The plaintiff, Trans World Airlines, Inc., brought this action seeking to recover $93,348.25 in damages sustained when one of its planes collided with a piece of machinery, a backhoe, owned and operated by the defendant, Standard Paving Company. TWA's claim is based upon a construction contract entered into with Standard. Both parties moved for summary judgment pursuant to section 57 of the Civil Practice Act. (Ill. Rev. Stat. 1973, ch. 110, par. 57.) The trial court granted Standard's motion for summary judgment and TWA appeals.
The circumstances surrounding the collision are not in substantial dispute. The following facts, either through pleadings, affidavits or oral depositions, were before the court.
In 1969, TWA contracted with Standard for the latter to install an asphalt apron on TWA property adjacent to a taxiway at Chicago-O'Hare International Airport. Included in the contract was the following provision upon which TWA bases its claim:
"Article 7. Contractor shall bear all risk of loss for and shall indemnify and save harmless Owner, its agents, servants and employees from and against any and all claims, loss, damage, costs and expenses, including without limitation reasonable attorneys' fees for any personal injury (including death) or any damage to or loss of property arising out of or in connection with the performance hereunder by Contractor, its subcontractors, or the agents or employees of Contractor or its subcontractors, whether or not attributable to any negligent act or omission of Owner, its agents, servants and employees but excluding any and all claims by reason of any negligent act or omission solely of Owner occurring during the term of this agreement and unrelated to Owner's performance of this agreement."
The taxiway adjoining the work area measured 150 feet in width and the adjacent asphalt apron on the TWA side of the taxiway was 20 feet wide.
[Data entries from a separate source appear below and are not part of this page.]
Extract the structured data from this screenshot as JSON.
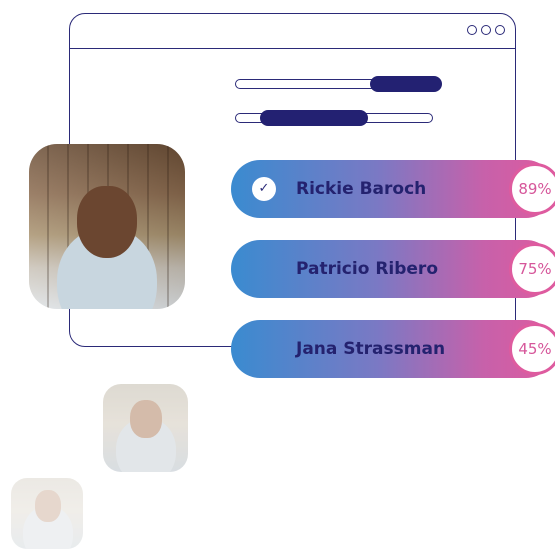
{
  "window": {
    "controls": [
      "circle-icon",
      "circle-icon",
      "circle-icon"
    ]
  },
  "sliders": [
    {
      "fill_fraction": 0.34
    },
    {
      "fill_fraction": 0.54
    }
  ],
  "results": [
    {
      "name": "Rickie Baroch",
      "percent": "89%",
      "selected": true,
      "check": "✓"
    },
    {
      "name": "Patricio Ribero",
      "percent": "75%",
      "selected": false
    },
    {
      "name": "Jana Strassman",
      "percent": "45%",
      "selected": false
    }
  ],
  "colors": {
    "navy": "#2b2a78",
    "blue": "#3a8bd0",
    "pink": "#de5b9f"
  }
}
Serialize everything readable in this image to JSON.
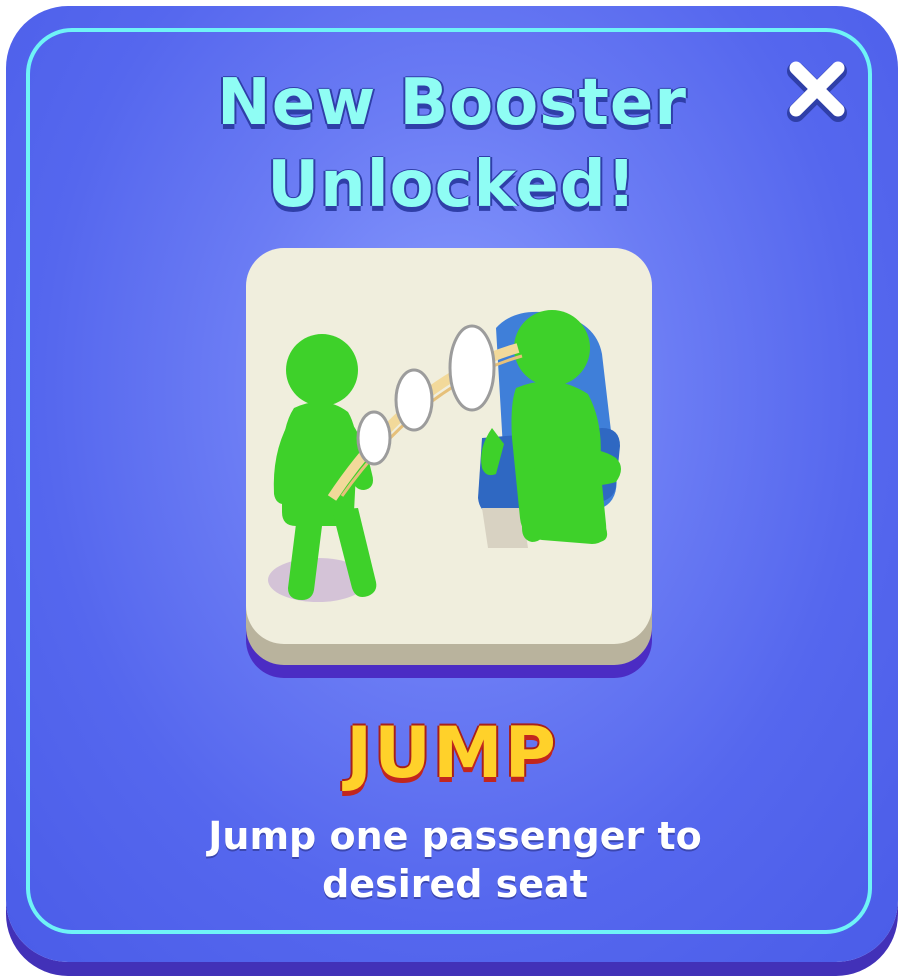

The airplane involved was a Boeing 707 and the highest part of its wing was 14 or 15 feet off the ground. The wing span of the 707 was 145 feet, 9 inches.
Vincent Minniti, operator of the backhoe for Standard, stated in his deposition that he watched the plane as it proceeded down the taxiway. The TWA plane was stopped for approximately 20 minutes while awaiting clearance. At that time the plane was 500 feet from where Minniti sat atop the backhoe three or four feet from the edge of the taxiway. The backhoe was used to load dirt onto trucks. At the time of the collision no trucks were present and the backhoe was not in use. Minniti next noticed the TWA plane when it was approximately 50 to 75 feet from the backhoe. The boom on the backhoe was about 15 or 16 feet in the air. As the plane continued down the taxiway, the wing extended over the backhoe. Minniti leaped from the backhoe when the wing was about 20 feet away. The wing extended over the apron area plus another four or five feet. Minniti estimated that the backhoe came into contact with the wing eight to 10 feet from the tip. All other witnesses agreed that the damage to the plane occurred from 10 to 12 feet from the wing tip.
According to Minniti, the plane collided with the backhoe about 15 to 20 seconds after it started down the taxiway. He never saw the pilot wave to him. His supervisor had told him in which area he was to operate the backhoe and he remained the same distance from the taxiway all morning. Minniti could not recall whether he had any warning flags atop the backhoe although there was a pole for the inserting of one. He did not remember if he sounded the horn. He did not attempt to move the backhoe as the plane approached since it would have taken him some 30 seconds to one minute to do so. The wing of the plane extended further over the area adjacent to the concrete than the other planes which had passed that way. Before the collision Minniti had never seen the wing of a TWA plane extended that far.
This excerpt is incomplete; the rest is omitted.